1862
L'inondation destructrice


Au début du mois d’avril, la température est encore froide et la neige couvre toujours le sol de la ville, ainsi que la glace sur la rivière Yamaska. Or, vers le milieu du mois, une augmentation brusque de la température fait fondre subitement la neige.

Voici le suivi des événements de l’inondation de 1862. Durant la nuit du 16 au 17 avril, de forts vents ainsi que le gonflement des eaux contribuent à briser la surface glacée de la rivière : la débâcle est commencée. Dans l’après-midi du 17 avril, d’immenses et lourds blocs de glace frappent alors de plein fouet les différents quais qui bordent la rivière, les détruisant du même coup. Suivant le courant, les blocs viennent s’accumuler sur les portes en fer qui contrôlent le débit de l’eau dans les différents canaux alimentant les industries riveraines en énergie hydraulique. 
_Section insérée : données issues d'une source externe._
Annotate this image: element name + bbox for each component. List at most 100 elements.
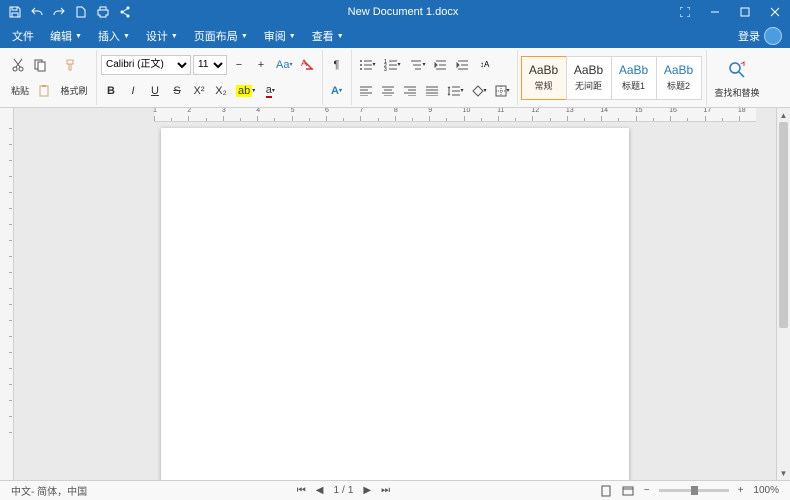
horizontal-ruler[interactable] xyxy=(154,108,756,122)
superscript-button[interactable]: X² xyxy=(189,81,209,101)
zoom-in-button[interactable]: + xyxy=(733,485,749,496)
find-replace-label: 查找和替换 xyxy=(715,86,760,99)
statusbar: 中文- 简体，中国 ⏮ ◀ 1/1 ▶ ⏭ − + 100% xyxy=(0,480,790,500)
align-justify-button[interactable] xyxy=(422,81,442,101)
highlight-button[interactable]: ab▾ xyxy=(233,81,258,101)
vertical-ruler[interactable] xyxy=(0,108,14,480)
find-replace-group: 查找和替换 xyxy=(707,50,768,105)
window-controls xyxy=(670,0,790,24)
vertical-scrollbar[interactable]: ▲ ▼ xyxy=(776,108,790,480)
zoom-slider[interactable] xyxy=(659,489,729,492)
titlebar: New Document 1.docx xyxy=(0,0,790,24)
minimize-icon[interactable] xyxy=(700,0,730,24)
grow-font-button[interactable]: + xyxy=(251,55,271,75)
chevron-down-icon: ▼ xyxy=(241,33,248,40)
first-page-button[interactable]: ⏮ xyxy=(292,485,311,496)
bullets-button[interactable]: ▾ xyxy=(356,55,379,75)
quick-access-toolbar xyxy=(0,0,136,24)
numbering-button[interactable]: 123▾ xyxy=(381,55,404,75)
text-effects-button[interactable]: A▾ xyxy=(327,81,347,101)
copy-button[interactable] xyxy=(30,55,50,75)
line-spacing-button[interactable]: ▾ xyxy=(444,81,467,101)
menu-edit[interactable]: 编辑▼ xyxy=(42,24,90,48)
font-effects-group: ¶ A▾ xyxy=(323,50,352,105)
zoom-level[interactable]: 100% xyxy=(748,485,784,496)
last-page-button[interactable]: ⏭ xyxy=(376,485,395,496)
share-icon[interactable] xyxy=(114,0,136,24)
subscript-button[interactable]: X₂ xyxy=(211,81,231,101)
paste-button[interactable]: 粘贴 xyxy=(8,81,32,101)
format-painter-label[interactable]: 格式刷 xyxy=(56,81,92,101)
view-print-layout-button[interactable] xyxy=(595,485,617,497)
avatar-icon xyxy=(764,27,782,45)
menu-design[interactable]: 设计▼ xyxy=(138,24,186,48)
find-replace-button[interactable] xyxy=(724,56,750,84)
new-doc-icon[interactable] xyxy=(70,0,92,24)
chevron-down-icon: ▼ xyxy=(171,33,178,40)
font-size-combo[interactable]: 11 xyxy=(193,55,227,75)
align-left-button[interactable] xyxy=(356,81,376,101)
style-heading2[interactable]: AaBb 标题2 xyxy=(656,56,702,100)
svg-text:A: A xyxy=(301,58,307,68)
window-title: New Document 1.docx xyxy=(136,6,670,18)
style-no-spacing[interactable]: AaBb 无间距 xyxy=(566,56,612,100)
paste-dropdown-button[interactable] xyxy=(34,81,54,101)
print-icon[interactable] xyxy=(92,0,114,24)
menu-view[interactable]: 查看▼ xyxy=(304,24,352,48)
clipboard-group: 粘贴 格式刷 xyxy=(4,50,97,105)
close-icon[interactable] xyxy=(760,0,790,24)
undo-icon[interactable] xyxy=(26,0,48,24)
font-family-combo[interactable]: Calibri (正文) xyxy=(101,55,191,75)
underline-button[interactable]: U xyxy=(145,81,165,101)
document-page[interactable] xyxy=(161,128,629,480)
prev-page-button[interactable]: ◀ xyxy=(311,485,329,496)
borders-button[interactable]: ▾ xyxy=(492,81,513,101)
menu-insert[interactable]: 插入▼ xyxy=(90,24,138,48)
language-status[interactable]: 中文- 简体，中国 xyxy=(6,483,92,498)
bold-button[interactable]: B xyxy=(101,81,121,101)
change-case-button[interactable]: Aa▾ xyxy=(273,55,295,75)
menu-review[interactable]: 审阅▼ xyxy=(256,24,304,48)
menu-file[interactable]: 文件 xyxy=(4,24,42,48)
strikethrough-button[interactable]: S xyxy=(167,81,187,101)
maximize-icon[interactable] xyxy=(730,0,760,24)
chevron-down-icon: ▼ xyxy=(289,33,296,40)
save-icon[interactable] xyxy=(4,0,26,24)
chevron-down-icon: ▼ xyxy=(75,33,82,40)
document-viewport[interactable] xyxy=(14,108,776,480)
text-direction-button[interactable]: ↕A xyxy=(475,55,495,75)
font-group: Calibri (正文) 11 − + Aa▾ A B I U S X² X₂ … xyxy=(97,50,322,105)
format-painter-button[interactable] xyxy=(52,55,88,75)
shading-button[interactable]: ▾ xyxy=(469,81,490,101)
login-label: 登录 xyxy=(738,28,760,44)
next-page-button[interactable]: ▶ xyxy=(358,485,376,496)
paragraph-group: ▾ 123▾ ▾ ↕A ▾ ▾ ▾ xyxy=(352,50,518,105)
clear-format-button[interactable]: A xyxy=(298,55,318,75)
align-right-button[interactable] xyxy=(400,81,420,101)
font-color-button[interactable]: a▾ xyxy=(260,81,280,101)
zoom-out-button[interactable]: − xyxy=(639,485,655,496)
shrink-font-button[interactable]: − xyxy=(229,55,249,75)
increase-indent-button[interactable] xyxy=(453,55,473,75)
svg-text:3: 3 xyxy=(384,67,387,71)
editor-area: L ▲ ▼ xyxy=(0,108,790,480)
ribbon: 粘贴 格式刷 Calibri (正文) 11 − + Aa▾ A B I U S… xyxy=(0,48,790,108)
style-heading1[interactable]: AaBb 标题1 xyxy=(611,56,657,100)
multilevel-list-button[interactable]: ▾ xyxy=(406,55,429,75)
login-button[interactable]: 登录 xyxy=(738,27,786,45)
view-web-layout-button[interactable] xyxy=(617,485,639,497)
cut-button[interactable] xyxy=(8,55,28,75)
page-indicator[interactable]: 1/1 xyxy=(328,485,358,496)
align-center-button[interactable] xyxy=(378,81,398,101)
fullscreen-icon[interactable] xyxy=(670,0,700,24)
italic-button[interactable]: I xyxy=(123,81,143,101)
redo-icon[interactable] xyxy=(48,0,70,24)
decrease-indent-button[interactable] xyxy=(431,55,451,75)
scroll-down-icon[interactable]: ▼ xyxy=(777,466,790,480)
style-normal[interactable]: AaBb 常规 xyxy=(521,56,567,100)
pilcrow-button[interactable]: ¶ xyxy=(327,55,347,75)
chevron-down-icon: ▼ xyxy=(337,33,344,40)
scroll-up-icon[interactable]: ▲ xyxy=(777,108,790,122)
menu-page-layout[interactable]: 页面布局▼ xyxy=(186,24,256,48)
scroll-thumb[interactable] xyxy=(779,122,788,328)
Vers 18h, le début de la catastrophe commence. Les portes en fer cèdent sous l’effort du courant et l’eau est entraînée dans les canaux, qui se rompent quelques instants après le choc. Les eaux s’engouffrent vers la rue Saint-Antoine et frappe le moulin à carder, d’un certain M. Marchessault, qui est emporté entier par le courant. Des débris heurtent ensuite le pont Biron (Barsalou) qui est lui aussi complètement détruit. Même constat pour le pont l’Heureux (Morison) qui cède à son tour sous la force de l’eau.

Dans le quartier Christ-Roi, la situation est tout aussi désastreuse. L’eau, qui avait maintenant cours, monte à vue d’œil dans les rues Saint-François, Saint-Simon, Saint-Amand et Bibeau. Plus terrible que la montée du niveau de l’eau, le courant dévastateur crée des ravages entraînant avec lui les maisons du quartier. 

Comme si cela n’en était pas assez, ce fut au tour du barrage de céder, augmentant encore une fois le débit de l’eau. Avec ce nouveau flot, les eaux emportent un autre moulin, celui de M. Fitchet, qui vient se briser contre une usine en briques, appartement à M. Solis. Le moulin de M. Boivin et M. Saint-Jacques est déjà emporté par les flots. Le Pont-Neuf (T.D Bouchard) est le seul encore debout, mais il est toutefois considérablement endommagé. 

Selon Mgr Charles-Philippe Choquette, dans son Histoire de la Ville de Saint-Hyacinthe, le moulin de Fitchet vient aussi se heurter contre le moulin de Boivin et Saint-Jacques causant davantage de dégâts. Mgr Choquette avance que le pont de la Société (T.-D. Bouchard) ne fut pas seulement endommagé, mais bien complètement détruit. Cette situation ne laisse qu’un seul pont à la ville, celui du chemin de fer, suffisamment surélevé pour ne pas avoir subi de dégât. 

Au total, Le Courrier de Saint-Hyacinthe évalue à 126 familles et 561 personnes qui se retrouvent sans abris et sans pain. De ce nombre, 152 personnes ont recours à la mendicité. Cela laisse 409 personnes sans moyen de subsistance, ce qui représente le huitième de la ville. Cinq jours après l’inondation, l’eau qui ne s’est toujours pas complètement retirée, laissant la ville sans moulin à farine et sans communication avec le village de La Providence.

Bien que peu d’informations subsistent concernant cette inondation, elle est décrite par Mgr Choquette comme l’une des plus dévastatrices ayant frappé Saint-Hyacinthe.